Sejumlah orang memperkirakan bahwa perkataan “Kita/ we” di sini adalah kata ganti yang umum dipakai untuk menjadi kata ganti orang pertama/ orang yang bicara, pada pembicaraan resmi, seperti di hadapan raja -seperti halnya yang juga ada pada gaya bahasa resmi dalam bahasa Indonesia sekarang. Namun nyatanya, kita tidak menemukan bukti tentang hal ini pada tulisan-tulisan yang se-zaman dengan kitab Pentateuch/ kitab-kitab Musa tersebut. ((Taylor, C.V., The First Hundred Words, (Gosford, NSW, Australia: The Good Book Co., 1996), p. 3. )) Oleh karena itu, pandangan macam ini tidak didukung oleh bukti yang kuat.

Ada sejumlah orang yang lain, yang mengambil interpretasi Yahudi, yang percaya bahwa pada ayat-ayat tersebut (Kej 1:26-27), Allah berbicara dengan para malaikat-Nya, yang sudah diciptakan-Nya sebelum menciptakan manusia. Namun pandangan ini tidak masuk akal, karena jika demikian, maka malaikat juga ikut serta menciptakan manusia. Padahal di ayat-ayat Kitab Suci yang lain, dikatakan bahwa hanya ada satu Allah yang menciptakan langit dan bumi/ alam semesta dan segala isinya (lih. Kej 1:1; 14:22; Mzm 8:4;1 Kor 8:4,6; 2 Mak 7:28). Maka, paham ini tidak sesuai dengan ayat-ayat lainnya dalam Kitab Suci.
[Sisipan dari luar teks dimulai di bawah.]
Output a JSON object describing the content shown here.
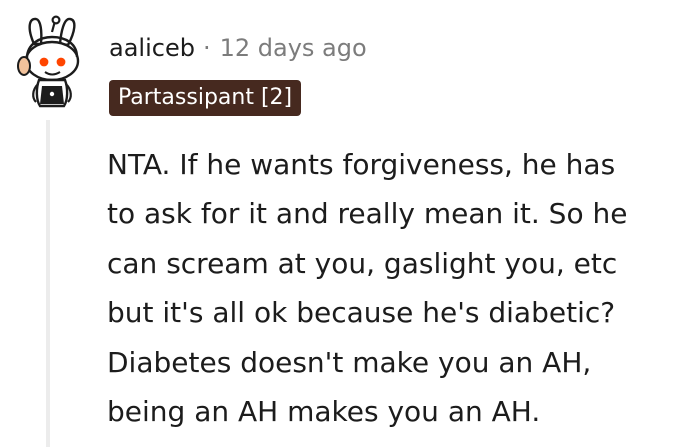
{
  "comment": {
    "username": "aaliceb",
    "separator": "·",
    "timestamp": "12 days ago",
    "flair": {
      "label": "Partassipant [2]",
      "background": "#46291f"
    },
    "avatar_icon": "snoo-bunny-avatar-icon",
    "body_lines": [
      "NTA. If he wants forgiveness, he has",
      "to ask for it and really mean it. So he",
      "can scream at you, gaslight you, etc",
      "but it's all ok because he's diabetic?",
      "Diabetes doesn't make you an AH,",
      "being an AH makes you an AH."
    ]
  }
}
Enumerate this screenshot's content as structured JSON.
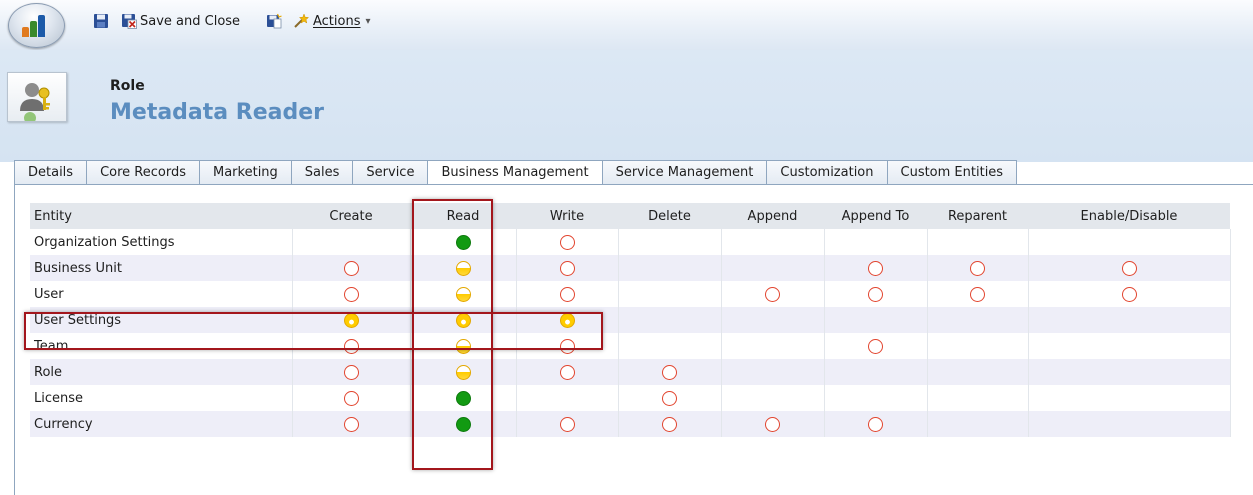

Maka yang paling masuk akal adalah pandangan berikut ini. Adalah suatu fakta, bahwa dalam Kitab Suci, kata Elohim, yaitu kata benda plural/ jamak yang mengacu kepada sebutan Allah, dituliskan sebanyak sekitar 2500 kali, yang diikuti dengan kata kerja maupun kata sifat yang sifatnya singular/ tunggal. Fakta ini mengakibatkan ada banyak ahli Kitab Suci mengatakan bahwa hal ini menunjukkan adanya penggambaran ‘uniplurality’ dalam diri Allah. Hal ini tentu bukan kebetulan ataupun ketidaksengajaan, sebab diulangi sampai ribuan kali. Bahwa dalam kitab-kitab Perjanjian Lama, artinya belum sepenuhnya dinyatakan, namun dalam Perjanjian Baru, Allah kemudian menyingkapkan maksudnya. Yaitu bahwa penggambaran ini mengacu kepada adanya Tiga Pribadi dalam diri Allah yang Satu, yang kemudian dikenal dengan “Trinitas” atau “Allah Tritunggal”. Pewahyuan ini secara bertahap disingkapkan oleh Kristus Sang Putera Allah, sebagaimana disampaikan oleh para Rasul-Nya. Injil Yohanes menyatakan hal ini dalam Yoh 1:1-14, dengan mengatakan bahwa: 1) pada mulanya adalah Firman, Firman itu ada bersama Allah, dan Firman itu adalah Allah; 2) oleh Firman segala sesuatu dijadikan/ diciptakan; 3) Dan Firman itu kemudian menjelma menjadi manusia dalam diri Kristus. Maka Yoh 1:1-14 ini menjelaskan dan menggenapi makna ayat-ayat tentang penciptaan yang telah dituliskan oleh Nabi Musa dalam kitab Kejadian, yang memang menyebutkan bahwa Allah menciptakan segala sesuatu melalui Firman-Nya. Sebab dikatakan di sana, “Berfirmanlah Allah, ….” (Kej 1:3,6,11,14,20,24,26,29). Demikian pula, dengan disebutkannya bahwa “Roh Allah melayang-layang di atas permukaan air” (Kej 1:2) di awal mula penciptaan dunia, ini merupakan gambaran samar-samar akan penggenapannya di dalam Perjanjian Baru, yaitu saat kita diciptakan secara baru di dalam Kristus saat Pembaptisan, yaitu saat kita dilahirkan kembali dalam air dan Roh (Yoh 3:5).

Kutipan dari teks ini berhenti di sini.